Alınan bilirkişi raporunda; taraflar arasında 01/01/2007 tarihli alım-satım sözleşmesi imzalandığı, sözleşme uyarınca davacı taraftan tedarik edilen malzemelerin davalı şirket tarafından ithal edildiği, Halkalı Gümrük Müdürlüğü’nün Gümrük Giriş Beyannamelerine göre 8 adet faturaya konu 152.565,48 EURO bedelli malın davalı tarafça ithal edildiği, davalı tarafça yapılan bir kısım ödeme düşülmesi ile davacının ithal edilen mallara ilişkin davalıdan 140.611,68 EURO bakiye alacağının bulunduğu, davacının yurt dışında yerleşik şirket olması sebebiyle ticari defterlerin incelenemediği, davalının ticari defter ve kayıt ibrazından kaçındığı, bu itibarla davalı tarafça ithal edilen mallara yönelik ithalat belgelerine göre davacının davalıdan 140.611,68 EURO alacağının bulunduğu bildirilmiştir.
Alınan bilirkişi raporu gerekçeli, denetlenebilir, dosya içeriğine uygun, itirazları cevaplar nitelikte ve uyuşmazlığı çözmeye yeterli görüldüğünden, Mahkememizce de benimsenmiş ve hükme esas alınmıştır.
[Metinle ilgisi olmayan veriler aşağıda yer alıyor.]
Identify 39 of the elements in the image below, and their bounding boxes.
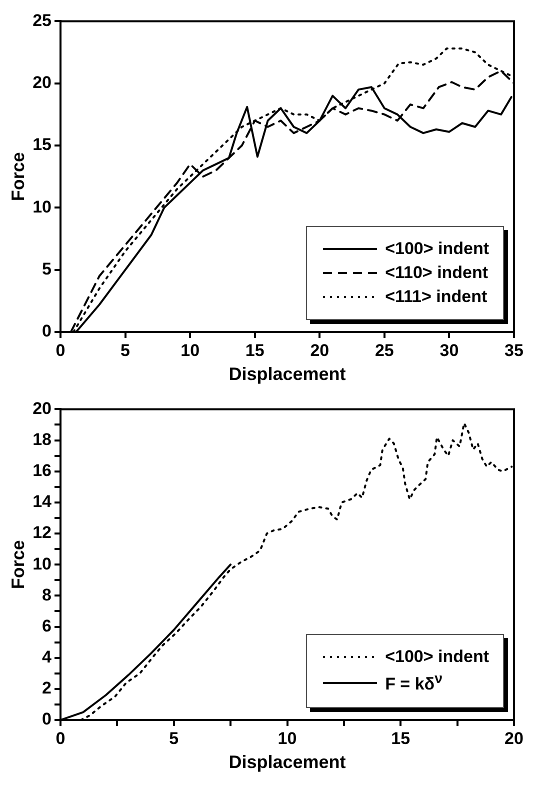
y-tick-label: 0 bbox=[42, 322, 52, 341]
y-tick-label: 16 bbox=[32, 461, 52, 480]
x-tick-label: 30 bbox=[440, 340, 459, 360]
x-tick-label: 10 bbox=[180, 340, 200, 360]
legend-label: F = kδ$^{ν}$ bbox=[385, 671, 442, 695]
x-tick-label: 10 bbox=[278, 728, 297, 748]
y-tick-label: 20 bbox=[32, 73, 52, 92]
x-tick-label: 25 bbox=[374, 340, 394, 360]
y-axis-title: Force bbox=[8, 152, 28, 202]
y-tick-label: 15 bbox=[32, 135, 52, 154]
y-tick-label: 5 bbox=[42, 260, 52, 279]
legend-label: <110> indent bbox=[385, 263, 488, 283]
y-tick-label: 14 bbox=[32, 492, 52, 512]
y-tick-label: 12 bbox=[32, 523, 52, 542]
y-tick-label: 6 bbox=[42, 616, 52, 636]
y-tick-label: 10 bbox=[32, 197, 52, 216]
x-tick-label: 15 bbox=[391, 728, 410, 748]
legend-label: <111> indent bbox=[385, 287, 488, 307]
y-tick-label: 18 bbox=[32, 430, 52, 449]
legend-label: <100> indent bbox=[385, 239, 489, 259]
y-tick-label: 25 bbox=[32, 10, 52, 30]
y-tick-label: 2 bbox=[42, 678, 52, 698]
y-tick-label: 20 bbox=[32, 398, 52, 418]
y-tick-label: 4 bbox=[42, 648, 52, 667]
x-axis-title: Displacement bbox=[228, 364, 346, 384]
y-tick-label: 10 bbox=[32, 554, 52, 574]
x-tick-label: 15 bbox=[245, 340, 264, 360]
legend-label: <100> indent bbox=[385, 647, 489, 668]
x-axis-title: Displacement bbox=[228, 752, 346, 772]
x-tick-label: 35 bbox=[504, 340, 524, 360]
x-tick-label: 5 bbox=[120, 340, 130, 360]
y-tick-label: 0 bbox=[42, 710, 52, 729]
x-tick-label: 5 bbox=[169, 728, 179, 748]
y-axis-title: Force bbox=[8, 540, 28, 590]
y-tick-label: 8 bbox=[42, 585, 52, 604]
x-tick-label: 20 bbox=[310, 340, 330, 360]
x-tick-label: 0 bbox=[56, 728, 66, 748]
x-tick-label: 0 bbox=[56, 340, 66, 360]
x-tick-label: 20 bbox=[504, 728, 524, 748]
Tarafların karşılıklı iddia ve savunmaları, incelenen takip dosyası, alınan ve benimsenen bilirkişi raporu, toplanıp değerlendirilen delillere göre, tarafların kabulünde olan 01/01/2007 tarihli alım-satım sözleşmesi gereği davacı tarafça tedarik edilen malzemeler, benimsenen bilirkişi raporunda incelenen Halkalı Gümrük Müdürlüğü’nün Gümrük Giriş Beyannamelerine göre 8 adet faturaya dayalı 152.565,48 EURO bedeli malların davalı tarafından ithal edildiği, faturalara istinaden davacı taraf cari hesap ekstresine göre davalı tarafından yapılan kısmi ödeme ile davacının davalıdan 140.611,68 EURO alacağının bulunduğu anlaşılmıştır. Bu durumda kanıt yükü kendisinde olan davacı tarafça alacağın varlığı kanıtlanmıştır. Davalı taraf her ne kadar davaya dayanak faturalara konu malzemelerin teslim edilmediğini savunmuş ise de; benimsenen bilirkişi raporunda açıklandığı üzere varlığı kanıtlanan alacağa yönelik borcun ödendiği hiçbir kuşkuya yer verilmeyecek şekilde davalı tarafça ispat edilmemiştir. Bu nedenle benimsenen bilirkişi raporunda tespit edilen 140.611,68 EURO alacak miktarına yönelik davalının vaki itirazının haksız olduğu ve İİK’nun 67.maddesi gereğince iptalinin gerektiği; belirlenen-tespit edilen alacak miktarını aşan davacı isteminin yerinde olmadığı anlaşıldığından davanın kısmen kabulüne; alacak likit ve itiraz haksız olduğundan kabul edilen miktar üzerinden davalının icra inkar tazminatına mahkumiyetine, reddedilen miktar yönünden alacaklının kötü niyetinin kanıtlanamamış olması nedeniyle, davalı-borçlu tarafların kötü niyet tazminatı isteminin reddine ilişkin aşağıdaki kararı vermek gerekmiştir.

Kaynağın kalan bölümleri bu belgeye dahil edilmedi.